I was looking at Collectors.toSet implementation under jdk-8 and pretty much saw the obvious thing:

 public static <T> Collector<T, ?, Set<T>> toSet() {
    return new CollectorImpl<>(
       (Supplier<Set<T>>) HashSet::new, 
       Set::add,
       (left, right) -> { left.addAll(right); return left; }, // combiner
       CH_UNORDERED_ID);

Look at the combiner for a moment; this has been discussed before here, but the idea is that a combiner folds from the second argument into the first. And that obviously happens here.

But then I looked into jdk-9 implementation and saw this:

 public static <T> Collector<T, ?, Set<T>> toSet() {
    return new CollectorImpl<>(
       (Supplier<Set<T>>) HashSet::new, 
       Set::add,
       (left, right) -> {
          if (left.size() < right.size()) {
            right.addAll(left); return right;
          } else {
             left.addAll(right); return left;
          }
       },
       CH_UNORDERED_ID);

Now why this happens is a bit obvious - it takes less time to add less elements to a bigger Set, then the other way around. But is that really cheaper than plain addAll, consider the extra overhead for the branch too?

Also this breaks my law about always folding left...

Can someone shed some light here?

Answer 1

The combiner function of a Collector will receive the left and right appropriately, if there is an encounter order to maintain, however, it is up to the Collector, how it will actually combine these two arguments.

The documentation states:

A function that accepts two partial results and merges them. The combiner function may fold state from one argument into the other and return that, or may return a new result container.

For collecting into a List, it would be disastrous if we just swap left.addAll(right) to right.addAll(left), but for an unordered Set, it doesn’t matter.
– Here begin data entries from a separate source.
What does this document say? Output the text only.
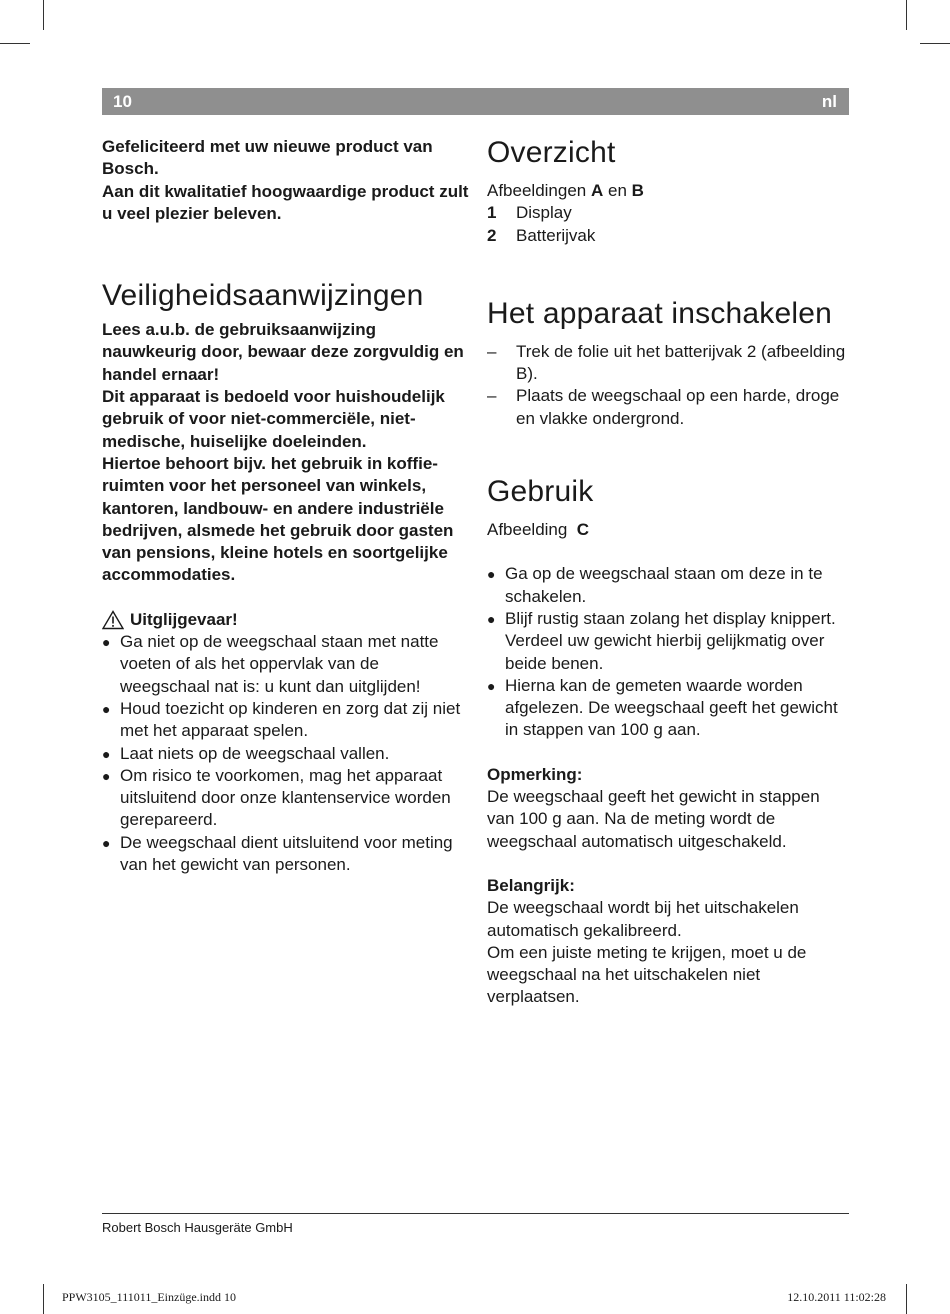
10	nl

Gefeliciteerd met uw nieuwe product van Bosch.

Aan dit kwalitatief hoogwaardige product zult u veel plezier beleven.

Veiligheidsaanwijzingen

Lees a.u.b. de gebruiksaanwijzing nauwkeurig door, bewaar deze zorgvuldig en handel ernaar!

Dit apparaat is bedoeld voor huishoudelijk gebruik of voor niet-commerciële, niet-medische, huiselijke doeleinden.

Hiertoe behoort bijv. het gebruik in koffie-ruimten voor het personeel van winkels, kantoren, landbouw- en andere industriële bedrijven, alsmede het gebruik door gasten van pensions, kleine hotels en soortgelijke accommodaties.

Uitglijgevaar!
● Ga niet op de weegschaal staan met natte voeten of als het oppervlak van de weegschaal nat is: u kunt dan uitglijden!
● Houd toezicht op kinderen en zorg dat zij niet met het apparaat spelen.
● Laat niets op de weegschaal vallen.
● Om risico te voorkomen, mag het apparaat uitsluitend door onze klantenservice worden gerepareerd.
● De weegschaal dient uitsluitend voor meting van het gewicht van personen.
Overzicht

Afbeeldingen A en B

1	Display
2	Batterijvak
Het apparaat inschakelen
– Trek de folie uit het batterijvak 2 (afbeelding B).
– Plaats de weegschaal op een harde, droge en vlakke ondergrond.
Gebruik

Afbeelding C

● Ga op de weegschaal staan om deze in te schakelen.
● Blijf rustig staan zolang het display knippert. Verdeel uw gewicht hierbij gelijkmatig over beide benen.
● Hierna kan de gemeten waarde worden afgelezen. De weegschaal geeft het gewicht in stappen van 100 g aan.

Opmerking:

De weegschaal geeft het gewicht in stappen van 100 g aan. Na de meting wordt de weegschaal automatisch uitgeschakeld.

Belangrijk:

De weegschaal wordt bij het uitschakelen automatisch gekalibreerd.

Om een juiste meting te krijgen, moet u de weegschaal na het uitschakelen niet verplaatsen.

Robert Bosch Hausgeräte GmbH
PPW3105_111011_Einzüge.indd 10	12.10.2011 11:02:28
The toSet() collector even reports the UNORDERED characteristic to hint to the Stream (or any client code) that it won’t even matter which argument is provided as left or right, so a parallel stream could combine arbitrary partial results, whatever has finished first, in other words, it may behave like an unordered stream, even if the source had an encounter order (Java 8’s implementation doesn’t use that opportunity).

Regarding whether it is worth it… We are comparing a single additional branch with potentially thousands of add operations we can save, each of them bearing multiple conditional branches internally…